Cicurel (2011), ao analisar autocomentários de professores acerca de seu agir, chama atenção para a frequência de verbalizações que evidenciam um sentimento de fracasso proveniente do evidente hiato entre o que se previa e o que efetivamente se realizou em sala de aula. Não são poucos os casos em que a ação projetada pelo professor se depara com a vontade do outro, às vezes uma resistência por parte dos próprios alunos. Filliettaz (2002), quando descreve os traços que podem caracterizar uma ação, estabelece uma distinção entre os “produtos antecipados” e os “produtos emergentes”. No primeiro caso, consideram- se os resultados da planificação dos professores e, no segundo, os resultados oriundos das intervenções dos alunos. Para Cicurel (2011), essa clivagem entre o que está previsto e o que surge sem que nós esperemos se aplica bem ao agir

docente. Assim, a adaptação de um projeto de partida, seja opondo-se à demanda dos aprendentes, seja aceitando um desvio dos planos iniciais, deve ser considerada uma prática inerente ao trabalho do professor.

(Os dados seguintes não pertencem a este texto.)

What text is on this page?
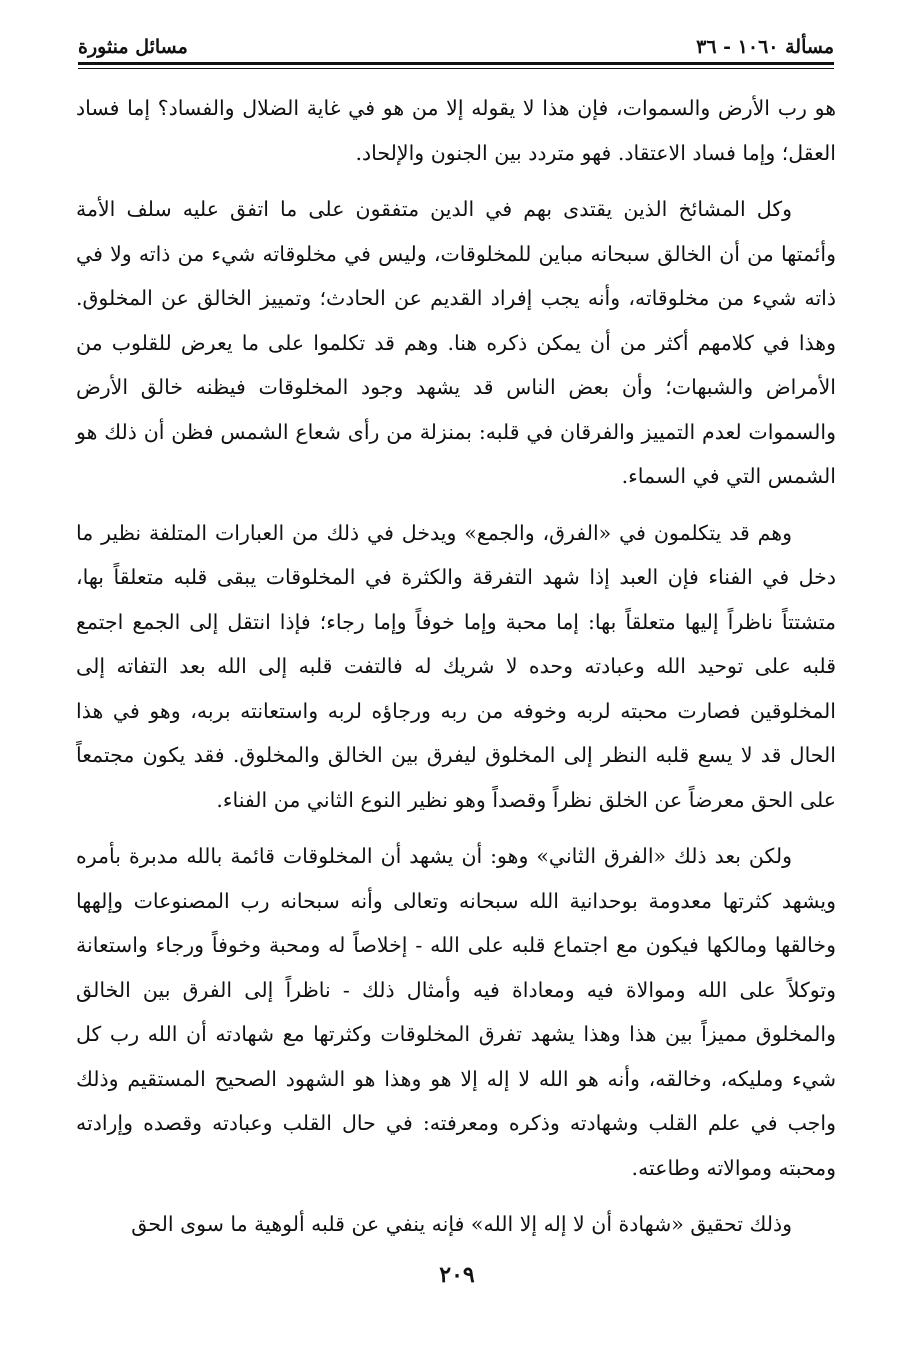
مسألة ١٠٦٠ - ٣٦
مسائل منثورة

هو رب الأرض والسموات، فإن هذا لا يقوله إلا من هو في غاية الضلال والفساد؟ إما فساد العقل؛ وإما فساد الاعتقاد. فهو متردد بين الجنون والإلحاد.

وكل المشائخ الذين يقتدى بهم في الدين متفقون على ما اتفق عليه سلف الأمة وأئمتها من أن الخالق سبحانه مباين للمخلوقات، وليس في مخلوقاته شيء من ذاته ولا في ذاته شيء من مخلوقاته، وأنه يجب إفراد القديم عن الحادث؛ وتمييز الخالق عن المخلوق. وهذا في كلامهم أكثر من أن يمكن ذكره هنا. وهم قد تكلموا على ما يعرض للقلوب من الأمراض والشبهات؛ وأن بعض الناس قد يشهد وجود المخلوقات فيظنه خالق الأرض والسموات لعدم التمييز والفرقان في قلبه: بمنزلة من رأى شعاع الشمس فظن أن ذلك هو الشمس التي في السماء.

وهم قد يتكلمون في «الفرق، والجمع» ويدخل في ذلك من العبارات المتلفة نظير ما دخل في الفناء فإن العبد إذا شهد التفرقة والكثرة في المخلوقات يبقى قلبه متعلقاً بها، متشتتاً ناظراً إليها متعلقاً بها: إما محبة وإما خوفاً وإما رجاء؛ فإذا انتقل إلى الجمع اجتمع قلبه على توحيد الله وعبادته وحده لا شريك له فالتفت قلبه إلى الله بعد التفاته إلى المخلوقين فصارت محبته لربه وخوفه من ربه ورجاؤه لربه واستعانته بربه، وهو في هذا الحال قد لا يسع قلبه النظر إلى المخلوق ليفرق بين الخالق والمخلوق. فقد يكون مجتمعاً على الحق معرضاً عن الخلق نظراً وقصداً وهو نظير النوع الثاني من الفناء.

ولكن بعد ذلك «الفرق الثاني» وهو: أن يشهد أن المخلوقات قائمة بالله مدبرة بأمره ويشهد كثرتها معدومة بوحدانية الله سبحانه وتعالى وأنه سبحانه رب المصنوعات وإلهها وخالقها ومالكها فيكون مع اجتماع قلبه على الله - إخلاصاً له ومحبة وخوفاً ورجاء واستعانة وتوكلاً على الله وموالاة فيه ومعاداة فيه وأمثال ذلك - ناظراً إلى الفرق بين الخالق والمخلوق مميزاً بين هذا وهذا يشهد تفرق المخلوقات وكثرتها مع شهادته أن الله رب كل شيء ومليكه، وخالقه، وأنه هو الله لا إله إلا هو وهذا هو الشهود الصحيح المستقيم وذلك واجب في علم القلب وشهادته وذكره ومعرفته: في حال القلب وعبادته وقصده وإرادته ومحبته وموالاته وطاعته.

وذلك تحقيق «شهادة أن لا إله إلا الله» فإنه ينفي عن قلبه ألوهية ما سوى الحق

٢٠٩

A análise de autocomentários de professores iniciantes de francês como língua estrangeira permitiu a Cicurel (2011) apreender uma questão bastante complexa com relação ao agir docente: Quais os critérios de sucesso de uma ação de ensino? De acordo com a autora, as dificuldades de se alcançar o sucesso das ações docentes provêm do fato de que os objetivos não são necessariamente os mesmos para os diferentes atores que formam o contexto de aprendizagem: os professores, os aprendentes, as instituições, os pais etc. No entanto, com base nos autocomentários de estagiários, Cicurel constatou que, para eles, o êxito do agir docente está atrelado, sobretudo, a dois fatores:

- O primeiro é a congruência entre o projeto, a planificação e o que acontece

efetivamente no curso das ações de ensino. Cicurel (2011) destaca que na

apreciação do sucesso interacional de um professor iniciante, preocupado com o seu desempenho, conta inicialmente o fato de ter conseguido fazer o que estava planejado dentro do tempo determinado;

- O segundo é a utilidade das ações cumpridas, que implica transmitir ou expor a matéria objeto da ação de ensino de modo claro e eficiente. Para atingir este objetivo, é necessário que o professor cative a atenção do público, seja eficaz e implemente as estratégias adequadas para que a aprendizagem ocorra realmente.

Nota-se, portanto, a partir dessa perspectiva de análise do agir de professores iniciantes, que a língua objeto de ensino não se configurou exatamente como o centro das preocupações dos docentes. Os fatores acima mencionados corroboram a ideia de que, de modo geral, o êxito do agir docente está fortemente associado à consecução adequada de um projeto, à atenção ao plano de ações de ensino e, ainda, à garantia de envolvimento, de ação conjunta entre os atores que constituem o contexto de trabalho do professor.